I love control theory, and some of my best friends are control theorists. So know I say this with love: the central concepts and contributions of control are encrypted. Whenever someone asks, “What’s a good book to learn control theory?” I heave a deep sigh. As the famous control adage goes, “There Are None.”
Why do most control courses quickly land in esoterica? Either a class starts with frequency domain concepts, which require the prerequisite knowledge of Fourier analysis, or it starts with state-space controllability or observability, which are both academic, second-order concerns. The core concept of control theory is feedback, its power, and its danger. Can we teach feedback without forcing people to learn Fourier transforms first?
Based on my experience, it’s not easy. We can give some simple demos of driving a car with one’s eyes open or closed, but this doesn’t help someone think about how to build a feedback system. Are there elementary formal things we can do as well? Can we explain the power of feedback control to computer science undergraduates who learn algorithms in discrete time spaces with finite time horizons?
Let me attempt a concise example of what I have in mind. I cooked this one up with help from Francesco Borrelli. I really like cereal and want to make sure I have some available in the morning at all times. My cupboard can only hold two boxes at once. If I have no boxes, I panic and have a terrible morning. But if I have three boxes, I can only keep the box on the counter where my cat rips it to shreds to spite me. Based on my cereal consumption this week, how can I determine whether I should buy cereal at the grocery store? Clearly, the first thing any sensible person would do would be to pose this as a policy optimization problem.
Abstractly, this is an inventory control problem. Let x be the amount of product in the inventory, w the amount of product consumed during, and u the amount of product purchased. We’ll assume u and w are both binary-valued. We can summarize the dynamics with the model
Define the cost function, c(x), to equal 0 if x is equal to 1 or 2, and equal infinity otherwise.
This cost is probably too extreme to make the problem realistic, but it simplifies the rest of the exposition.
Putting everything together, we have a two-stage policy optimization problem
How do we solve it? I want to compare two possibilities. A closed-loop strategy uses the current value of x to choose the next action. An open-loop strategy picks a sequence of two actions in advance and proceeds without looking at x.

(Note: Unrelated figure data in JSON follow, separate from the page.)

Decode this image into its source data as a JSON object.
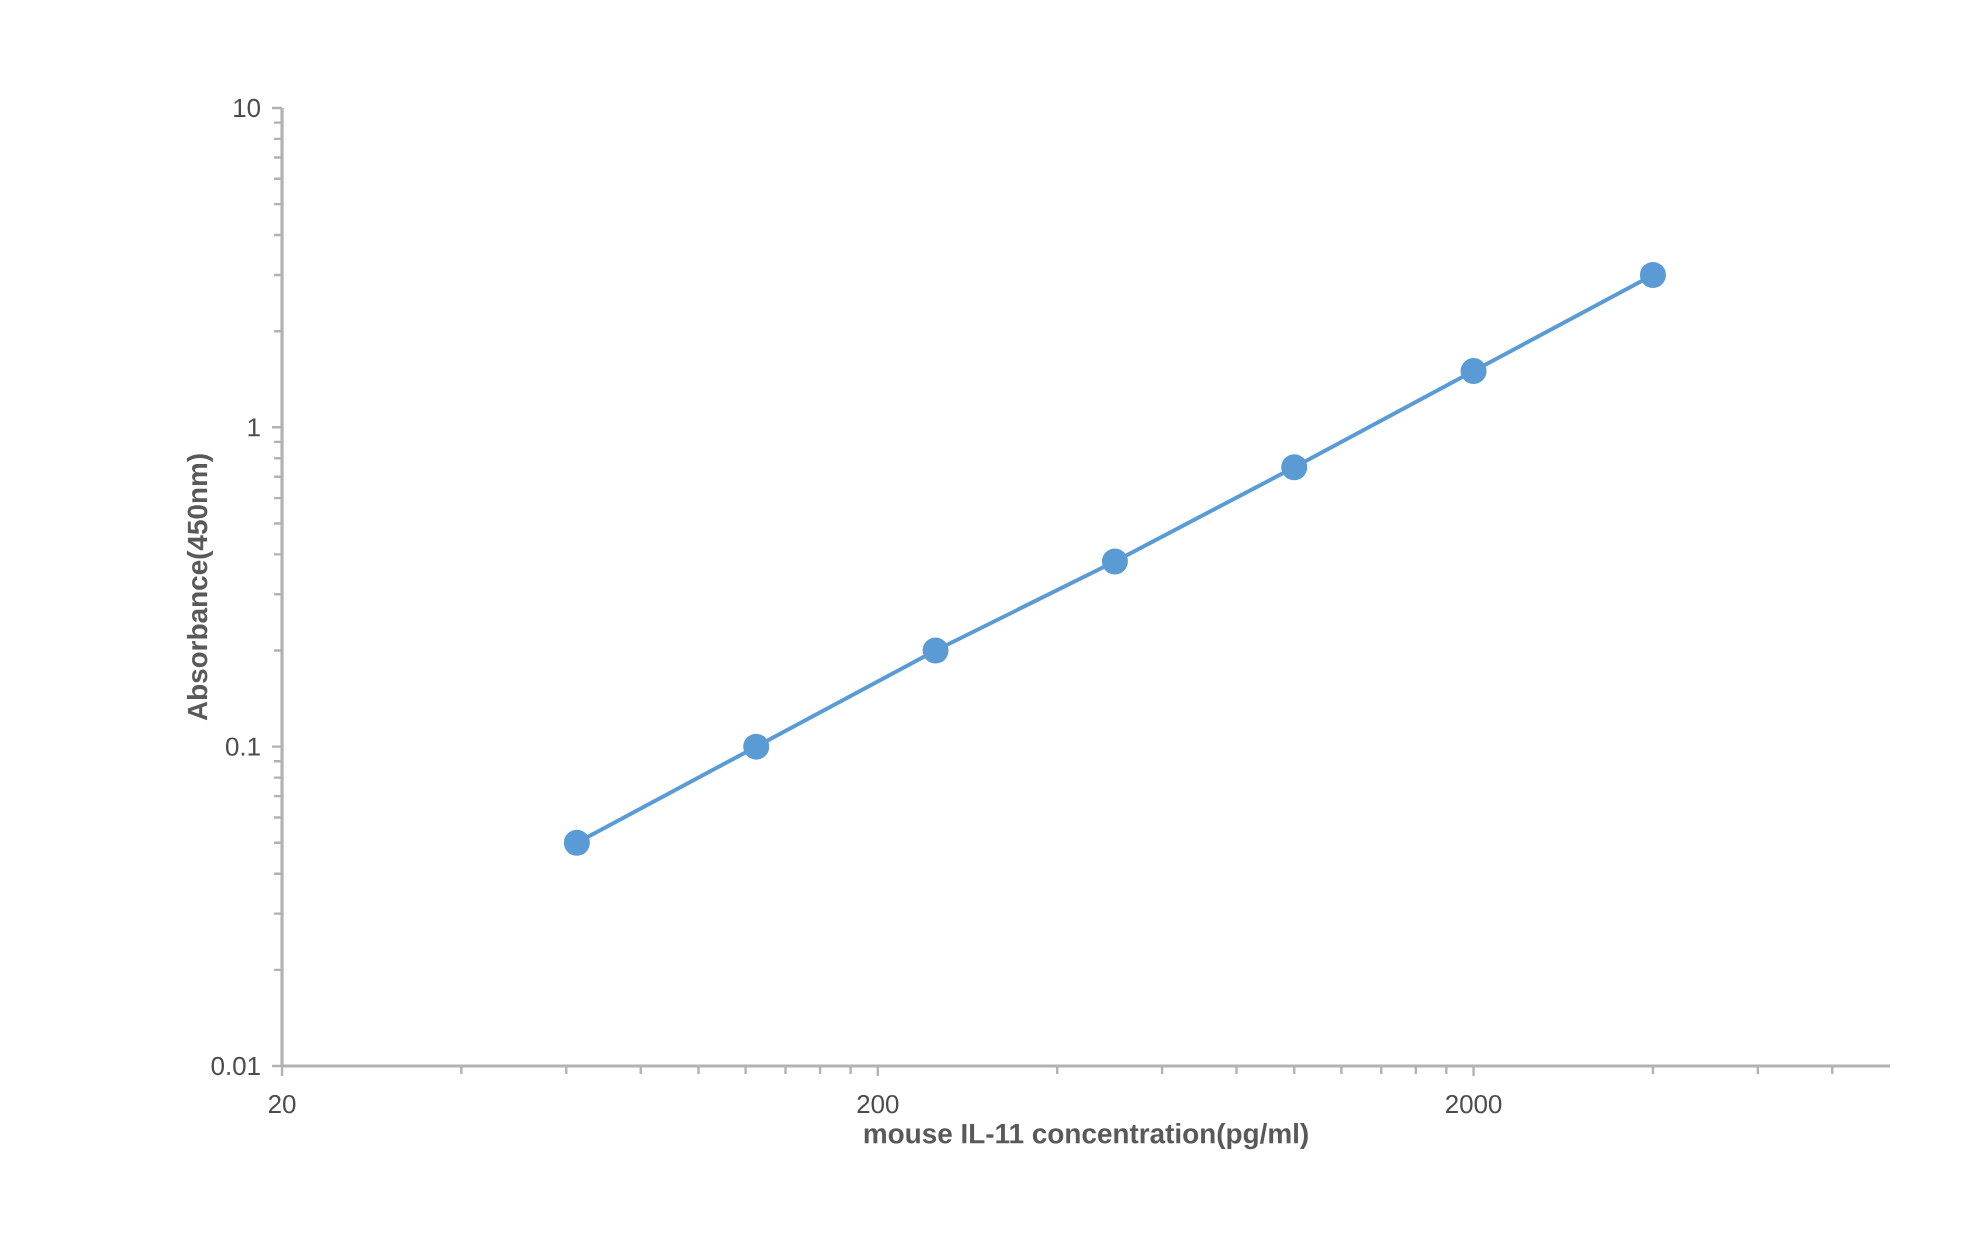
{
  "chart_data": {
    "type": "line",
    "xlabel": "mouse IL-11 concentration(pg/ml)",
    "ylabel": "Absorbance(450nm)",
    "log": "xy",
    "x": [
      62.5,
      125,
      250,
      500,
      1000,
      2000,
      4000
    ],
    "series": [
      {
        "color": "#5b9bd5",
        "values": [
          0.05,
          0.1,
          0.2,
          0.38,
          0.75,
          1.5,
          3.0
        ]
      }
    ],
    "xlim": [
      20,
      10000
    ],
    "ylim": [
      0.01,
      10
    ],
    "xticks": [
      20,
      200,
      2000
    ],
    "yticks": [
      0.01,
      0.1,
      1,
      10
    ],
    "grid": false,
    "marker": "circle",
    "line_style": "solid"
  }
}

The obvious closed-loop strategy here is to purchase cereal whenever there is room to store it. In math, set u to be 1 if x equals 1 and u to 0 if x is 2. In this case, x is bumped up to 2, and a disturbance in the next round can at worst push x back down to 1. A simple common sense plan gets 0 cost when you are allowed to use feedback.
But there are no good open-loop strategies. If you decide in advance on your u, some sequence of w’s always results in infinite cost. If the plan is to buy nothing over two steps (u=(0,0)), then w being 1 at both steps results in infinite cost. If the plan ever does make a purchase (u=(0,1), (1,0), or (1,1)), then the w being 0 at both steps results in infinite cost. As long as it’s possible but not certain that w=(1,1), there is no open loop strategy with finite expected value.
A closed-loop policy lets you compensate for the unknown values of w by dealing with them as you go. Moreover, the closed-loop policy didn’t need to know the distribution of the w. Feedback worked for any possible distribution of the w. Without even trying, we found a distributionally robust policy.
Another nice property of this example is it works for Markov Decision Processes too. I could have done everything with tables of conditional probabilities if you prefer that sort of notation.
In any event, I’m sure there are more compelling examples of the power of feedback. If you have a favorite, please share it in the comments. I want to compile these examples into a short tutorial. And maybe that could turn into a class. And with some momentum, this could spiral into the nonexistent book on controls everyone is looking for. Feedback can be powerful, after all.
but Fourier transform is too cool to not learn
I didn’t use it as a student, but Feedback Systems from Murray and Åstrôm tries to be pretty accessible. If you’re going to forego Fourier analysis, I think you need to have at least taken differential equations, and maybe part of the problem is that CS majors in many places tend not to require that…? Thus to cultural home of control being EE/ME…? In my experience, super smart CS folks are surprisingly often allergic to continuous time.